Sunday, February 12, 2012
The future of hematopoietic stem cell engineering
by Alexey Bersenev on February 12, 2012 Hematopoietic stem cell (HSC) gene therapy has been explored in the clinic for the last 20 years in attempt to treat hematological hereditary diseases. The recent review nicely summarizes clinical experience of HSC engineering and highlights the future directions. We all remember a tragic adverse events in few clinical trials: The toxicities associated with the γ-retroviral transduction of HSCs are the consequence of the semirandom pattern of retroviral integration and the presence of strong enhancers in the proviral LTR, resulting in obligatory insertional mutagenesis. Activation of proto-oncogenes in the genomic neighborhood is the most dreaded consequence. The direst outcome, frank leukemic transformation, has been dramatically illustrated in X-SCID and WAS, where so far 5 of 20 and 1 of 10 patients, respectively, have developed clonal T-cell leukemias. The authors indicate that at the end of 2 decades of trials and errors, now we're at a crossroads: As the chapter on LTR-driven vectors comes to a close, several new chapters are already being written. The immediate future will evaluate SIN-γRVs, SIN-LVs, and lineage-restricted vectors, all of which should reduce the risk of trans-activating proto-oncogenes after semirandom integrations. Next, targeted gene delivery systems have the potential to further reduce the risk of integrating vectors at undesirable chromosomal locations. Later, if pluripotent stem cells fulfill their promise for the generation of HSCs and if the genotoxicity issues of their own prove not to be prohibitive, genetically corrected cells in which vector integration or gene repair can be fully ascertained before cell infusion will become available.

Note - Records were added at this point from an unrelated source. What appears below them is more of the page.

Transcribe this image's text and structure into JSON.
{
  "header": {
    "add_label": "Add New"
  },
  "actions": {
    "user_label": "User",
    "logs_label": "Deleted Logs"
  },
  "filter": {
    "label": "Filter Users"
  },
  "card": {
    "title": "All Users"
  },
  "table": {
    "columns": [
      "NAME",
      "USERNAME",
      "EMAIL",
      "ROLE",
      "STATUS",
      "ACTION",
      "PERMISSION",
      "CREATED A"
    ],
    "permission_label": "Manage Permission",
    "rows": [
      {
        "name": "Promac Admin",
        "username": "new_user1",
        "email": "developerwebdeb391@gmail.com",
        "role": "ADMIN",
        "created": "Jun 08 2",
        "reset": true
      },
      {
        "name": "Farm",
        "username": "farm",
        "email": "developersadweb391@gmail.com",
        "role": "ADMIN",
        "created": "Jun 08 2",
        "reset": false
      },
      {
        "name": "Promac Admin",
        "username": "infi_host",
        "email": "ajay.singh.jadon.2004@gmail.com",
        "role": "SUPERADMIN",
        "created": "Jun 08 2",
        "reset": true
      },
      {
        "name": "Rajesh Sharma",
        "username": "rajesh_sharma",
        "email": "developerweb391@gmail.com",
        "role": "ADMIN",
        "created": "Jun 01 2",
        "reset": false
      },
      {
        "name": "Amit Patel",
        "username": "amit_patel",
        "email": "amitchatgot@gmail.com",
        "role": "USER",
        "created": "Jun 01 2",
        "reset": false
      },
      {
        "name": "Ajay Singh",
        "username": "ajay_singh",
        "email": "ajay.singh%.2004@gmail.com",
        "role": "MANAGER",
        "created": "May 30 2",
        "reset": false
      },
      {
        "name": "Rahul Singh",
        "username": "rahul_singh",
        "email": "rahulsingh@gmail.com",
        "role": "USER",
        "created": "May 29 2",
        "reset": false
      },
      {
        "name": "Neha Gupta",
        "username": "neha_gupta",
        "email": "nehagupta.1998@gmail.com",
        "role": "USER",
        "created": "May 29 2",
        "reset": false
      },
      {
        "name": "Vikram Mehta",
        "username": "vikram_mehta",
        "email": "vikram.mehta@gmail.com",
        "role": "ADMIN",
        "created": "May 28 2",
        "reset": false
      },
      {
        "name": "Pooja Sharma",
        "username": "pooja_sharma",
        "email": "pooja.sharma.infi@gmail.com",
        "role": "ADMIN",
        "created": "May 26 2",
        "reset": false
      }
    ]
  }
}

About the difficulties in pursuing a new approaches: Off-target genotoxicity and efficiency of long-term HSC correction will be difficult to assess in xenograft models and will require both large-animals studies and pilot clinical trials in a patient population with sufficiently serious disease complications to justify introduction of these potentially risky approaches. the generation of human HSCs from ES or iPS cells remains an enigma, one that will hopefully soon be resolved. Another game-changing advance would entail the ability to reprogram human adult HSCs to an expandable state without diminishing their long-term self-renewal properties and their safety, a goal that has remained elusive to date.